しかし弥紀はのんびりした口調で「でも、とっても気持ちよさそうだよ」と言った。
「何だか、子犬が身を寄せあって寝ているみたい」
「……本当にそうだったらいいんだけど」
巴は目の前でのんきに寝ている男二人を見た。
七代と燈治が、複数に見られているとも知らず、ぐっすり寝ている。ぴったりと身体をくっつけあい、燈治の腕を七代が枕代わりにして。
二人ともとても幸せそうに寝息を立てている。
これを発見したのは後ろで右往左往している生徒会役員だった。起こそうにも、相手は学園で注目の的になっている男二人。加えて燈治は七代の邪魔をする存在は誰であろうが、睨みつけて威嚇する。凶暴な獣のような目に射竦められてしまうだろう恐怖に腰が引け、こうして巴に連絡してしまった。
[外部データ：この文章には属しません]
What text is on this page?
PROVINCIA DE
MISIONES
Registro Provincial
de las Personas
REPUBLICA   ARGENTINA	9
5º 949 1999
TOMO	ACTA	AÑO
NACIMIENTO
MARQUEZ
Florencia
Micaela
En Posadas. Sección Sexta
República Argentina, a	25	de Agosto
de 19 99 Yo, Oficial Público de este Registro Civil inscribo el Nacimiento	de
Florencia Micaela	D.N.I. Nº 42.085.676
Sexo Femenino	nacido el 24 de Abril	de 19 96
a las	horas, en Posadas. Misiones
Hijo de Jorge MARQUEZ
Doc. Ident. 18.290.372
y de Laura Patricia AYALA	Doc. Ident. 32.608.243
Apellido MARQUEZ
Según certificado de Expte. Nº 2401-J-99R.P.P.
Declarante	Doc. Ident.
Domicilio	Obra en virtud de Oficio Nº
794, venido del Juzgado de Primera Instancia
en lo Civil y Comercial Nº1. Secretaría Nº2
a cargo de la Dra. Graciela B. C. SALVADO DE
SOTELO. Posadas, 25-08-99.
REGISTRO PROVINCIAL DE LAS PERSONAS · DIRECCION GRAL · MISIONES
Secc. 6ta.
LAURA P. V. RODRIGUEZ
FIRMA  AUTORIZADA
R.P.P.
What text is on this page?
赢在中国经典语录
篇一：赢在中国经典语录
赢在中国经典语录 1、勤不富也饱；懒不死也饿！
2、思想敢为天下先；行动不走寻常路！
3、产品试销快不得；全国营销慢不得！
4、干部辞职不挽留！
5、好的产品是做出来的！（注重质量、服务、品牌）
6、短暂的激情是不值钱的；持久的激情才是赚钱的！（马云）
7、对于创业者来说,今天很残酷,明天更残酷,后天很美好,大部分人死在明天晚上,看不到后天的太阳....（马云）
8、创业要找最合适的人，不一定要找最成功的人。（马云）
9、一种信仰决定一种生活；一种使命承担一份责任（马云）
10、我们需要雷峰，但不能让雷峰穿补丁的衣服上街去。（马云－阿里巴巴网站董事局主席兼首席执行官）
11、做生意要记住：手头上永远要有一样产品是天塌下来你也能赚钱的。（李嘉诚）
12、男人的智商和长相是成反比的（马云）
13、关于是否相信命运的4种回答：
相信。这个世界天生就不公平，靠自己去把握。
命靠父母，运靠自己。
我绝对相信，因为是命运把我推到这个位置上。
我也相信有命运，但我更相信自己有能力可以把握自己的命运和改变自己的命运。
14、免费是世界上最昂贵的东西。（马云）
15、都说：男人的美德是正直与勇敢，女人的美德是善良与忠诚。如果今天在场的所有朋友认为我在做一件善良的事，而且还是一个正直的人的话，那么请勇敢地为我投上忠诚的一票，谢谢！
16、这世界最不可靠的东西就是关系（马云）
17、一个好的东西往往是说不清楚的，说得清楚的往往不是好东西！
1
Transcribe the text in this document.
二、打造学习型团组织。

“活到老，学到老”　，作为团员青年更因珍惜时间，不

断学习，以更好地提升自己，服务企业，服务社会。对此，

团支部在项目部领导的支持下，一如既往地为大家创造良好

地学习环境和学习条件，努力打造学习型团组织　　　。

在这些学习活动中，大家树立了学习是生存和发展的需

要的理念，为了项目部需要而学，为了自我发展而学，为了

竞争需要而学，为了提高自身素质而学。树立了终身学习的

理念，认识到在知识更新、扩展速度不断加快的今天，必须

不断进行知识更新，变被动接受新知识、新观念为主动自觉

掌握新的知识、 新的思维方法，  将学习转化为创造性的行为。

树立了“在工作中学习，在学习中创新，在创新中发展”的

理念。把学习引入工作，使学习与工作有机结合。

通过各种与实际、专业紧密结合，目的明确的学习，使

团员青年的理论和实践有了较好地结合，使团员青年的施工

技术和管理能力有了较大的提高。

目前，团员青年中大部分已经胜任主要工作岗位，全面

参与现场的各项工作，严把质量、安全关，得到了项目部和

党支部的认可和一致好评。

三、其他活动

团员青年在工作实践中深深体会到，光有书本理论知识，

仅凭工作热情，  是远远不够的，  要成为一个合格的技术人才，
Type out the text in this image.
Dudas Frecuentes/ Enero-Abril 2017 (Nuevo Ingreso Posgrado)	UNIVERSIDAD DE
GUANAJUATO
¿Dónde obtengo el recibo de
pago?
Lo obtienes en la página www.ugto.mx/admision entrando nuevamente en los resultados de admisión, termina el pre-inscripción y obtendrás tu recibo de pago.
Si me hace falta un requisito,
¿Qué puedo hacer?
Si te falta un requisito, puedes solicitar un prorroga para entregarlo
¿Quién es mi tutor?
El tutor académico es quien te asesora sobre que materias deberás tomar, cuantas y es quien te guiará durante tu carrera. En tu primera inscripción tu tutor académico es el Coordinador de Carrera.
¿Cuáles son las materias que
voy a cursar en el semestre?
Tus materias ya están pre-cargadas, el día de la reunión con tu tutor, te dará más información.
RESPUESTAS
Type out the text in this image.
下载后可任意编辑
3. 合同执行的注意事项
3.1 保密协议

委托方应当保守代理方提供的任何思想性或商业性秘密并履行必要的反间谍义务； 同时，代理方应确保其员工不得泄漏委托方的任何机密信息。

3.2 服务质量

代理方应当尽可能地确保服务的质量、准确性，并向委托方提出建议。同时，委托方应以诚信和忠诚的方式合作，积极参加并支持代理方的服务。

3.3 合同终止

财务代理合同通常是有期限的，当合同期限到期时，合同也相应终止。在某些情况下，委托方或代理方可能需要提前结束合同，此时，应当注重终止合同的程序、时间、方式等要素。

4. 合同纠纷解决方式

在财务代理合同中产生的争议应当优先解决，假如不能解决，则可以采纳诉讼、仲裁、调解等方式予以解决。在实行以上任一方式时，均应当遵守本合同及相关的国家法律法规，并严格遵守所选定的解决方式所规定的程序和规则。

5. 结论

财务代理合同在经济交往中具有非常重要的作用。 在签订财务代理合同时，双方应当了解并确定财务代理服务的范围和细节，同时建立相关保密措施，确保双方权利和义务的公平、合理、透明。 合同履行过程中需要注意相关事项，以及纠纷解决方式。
「全く……あたしはもう生徒会引退したのに……、この馬鹿二人のせいで」
忌々しく二人を見下ろす巴に「でも頼ってもらえるのって、信頼されている証拠なんじゃないかな。巴はすごく立派に生徒会長を務めあげたんだから」と弥紀が言った。
「もうすぐ卒業だし、もうちょっとしっかりしてほしいわね。……でも、コイツ等相手じゃ仕方ない、か」
七代も燈治も一筋縄じゃ行かない人物だ。自分でさえ時たま言いくるめられるのに、二人が寝ているだけの状態でおろおろするようでは、まず戦う前から負けてしまうだろう。
巴は制服のポケットから紐のついた呼び子を取り出した。
「弥紀。……そこのアンタも耳を塞いでなさい」
指示を出し、耳を塞ぐ弥紀たちを確認した巴は、大きく息を吸い、呼び子を口にくわえる。そして廊下の端までけたたましく鳴り響く笛の音に、寝ていた二人の驚く声が重なった。